JB: That is a good question, too. It depends on the subject matter. I am not exactly sure. When you say film laminated structure, it reminds me of a project that I did with McCrone where we had to look at garbage bag layering—plastic garbage bag layering. That was a very difficult specimen preparation problem and it was handled by our cleanroom. They basically used liquid nitrogen to make a very stiff thing and then break it, and with that clean edge, we could do some very good imaging, but that can be difficult. With paint films, it is not a problem because you can embed a small paint film that is half a millimeter in diameter or so, and do a nice polish on that, and then usually those are photographed at about 200X magnification.

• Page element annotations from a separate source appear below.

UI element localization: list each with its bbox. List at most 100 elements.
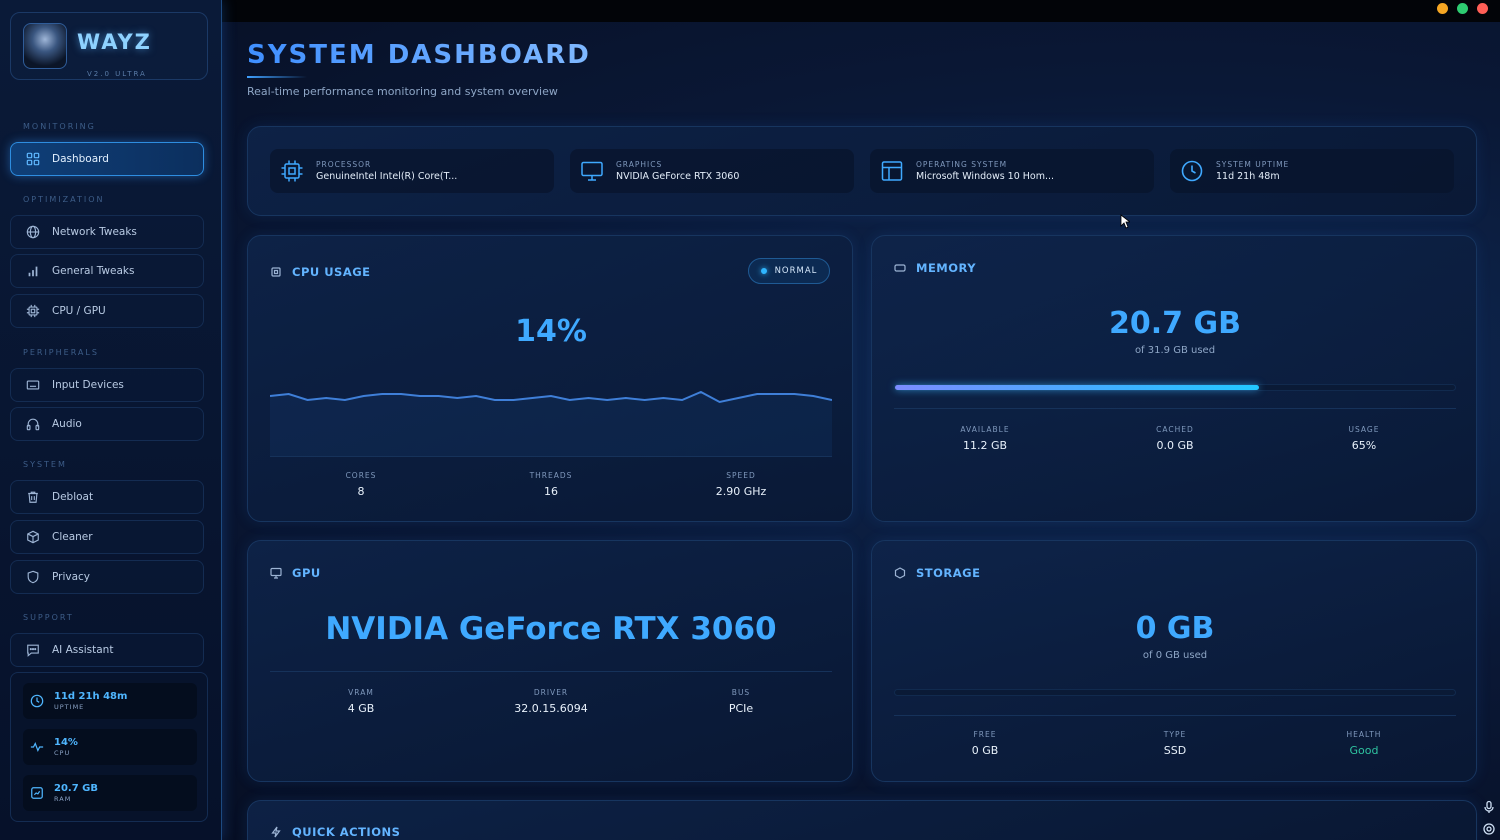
memory-icon xyxy=(894,264,906,272)
vram-label: VRAM xyxy=(348,688,374,697)
available-label: AVAILABLE xyxy=(960,425,1010,434)
gpu-name: NVIDIA GeForce RTX 3060 xyxy=(325,611,777,647)
quick-actions-text: QUICK ACTIONS xyxy=(292,825,401,839)
cached-label: CACHED xyxy=(1156,425,1194,434)
sidebar-item-ai-assistant[interactable]: AI Assistant xyxy=(10,633,204,667)
brand-name: WAYZ xyxy=(77,30,152,54)
driver-metric: DRIVER 32.0.15.6094 xyxy=(491,688,611,715)
driver-label: DRIVER xyxy=(533,688,569,697)
speed-label: SPEED xyxy=(726,471,756,480)
uptime-stat: 11d 21h 48m UPTIME xyxy=(23,683,197,719)
threads-value: 16 xyxy=(544,485,558,498)
memory-icon xyxy=(31,787,43,799)
sidebar-item-label: Audio xyxy=(52,418,82,430)
sidebar-item-network-tweaks[interactable]: Network Tweaks xyxy=(10,215,204,249)
divider xyxy=(894,408,1456,409)
pulse-icon xyxy=(30,741,44,753)
gpu-card-title: GPU xyxy=(270,566,321,580)
divider xyxy=(270,456,832,457)
section-peripherals: PERIPHERALS xyxy=(23,348,99,357)
sidebar-item-cpu-gpu[interactable]: CPU / GPU xyxy=(10,294,204,328)
shield-icon xyxy=(25,569,41,585)
sidebar-item-label: General Tweaks xyxy=(52,265,135,277)
cpu-usage-value: 14% xyxy=(515,314,587,349)
sidebar-item-label: Privacy xyxy=(52,571,91,583)
sidebar-item-label: Debloat xyxy=(52,491,94,503)
health-value: Good xyxy=(1349,744,1379,757)
system-info-card: PROCESSOR GenuineIntel Intel(R) Core(T..… xyxy=(247,126,1477,216)
gpu-title-text: GPU xyxy=(292,566,321,580)
status-text: NORMAL xyxy=(774,266,818,276)
sidebar-item-input-devices[interactable]: Input Devices xyxy=(10,368,204,402)
bus-value: PCIe xyxy=(728,702,754,715)
keyboard-icon xyxy=(25,377,41,393)
driver-value: 32.0.15.6094 xyxy=(514,702,588,715)
grid-icon xyxy=(25,151,41,167)
ram-stat: 20.7 GB RAM xyxy=(23,775,197,811)
page-title: SYSTEM DASHBOARD xyxy=(247,40,591,70)
vram-value: 4 GB xyxy=(347,702,375,715)
uptime-tile: SYSTEM UPTIME 11d 21h 48m xyxy=(1170,149,1454,193)
processor-tile: PROCESSOR GenuineIntel Intel(R) Core(T..… xyxy=(270,149,554,193)
vram-metric: VRAM 4 GB xyxy=(301,688,421,715)
headphones-icon xyxy=(25,416,41,432)
type-label: TYPE xyxy=(1163,730,1187,739)
title-bar xyxy=(216,0,1500,22)
quick-actions-card: QUICK ACTIONS xyxy=(247,800,1477,840)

CZ: Another question from a different Hugh: “Have you performed scientific videography, and if so, do you have any tips on inclusion of scale?”

JB: I actually have not performed any scientific videography. In terms of inclusion of scale, certainly the safest way to do that would be to include a physical scale within the frame, so that whatever you’re videographing, it will always be there. If that is not completely possible, you might also—if everything is at the same magnification—you could do a separate image, and through video editing you could include that scale in every frame, but you would have to have constant magnification for that to be valid.

CZ: Okay, one more from Orsalya: “Can you tell us about a case from your related work that resulted in surprisingly different results from what you had expected?”

JB: Every project I enter! I enter every project with the expectation of I don’t know what I am going to get, but I am open to wherever the data leads me. Any kind of bias is really important, and can be difficult to see in yourself. I know that I am biased in various ways, and I always try to suppress that. Oftentimes in my reports I will try to be careful to express any opinions very carefully. Any conclusions have to be completely validated, and if there is any doubt, that doubt must be made very clear. That is a really good question, and I can’t think of any particular case where I can give you a short synopsis, but certainly that has happened, that you never know what you are going to get and sometimes you are absolutely delighted with your results, and other times you scratch your head and wonder where you go from here.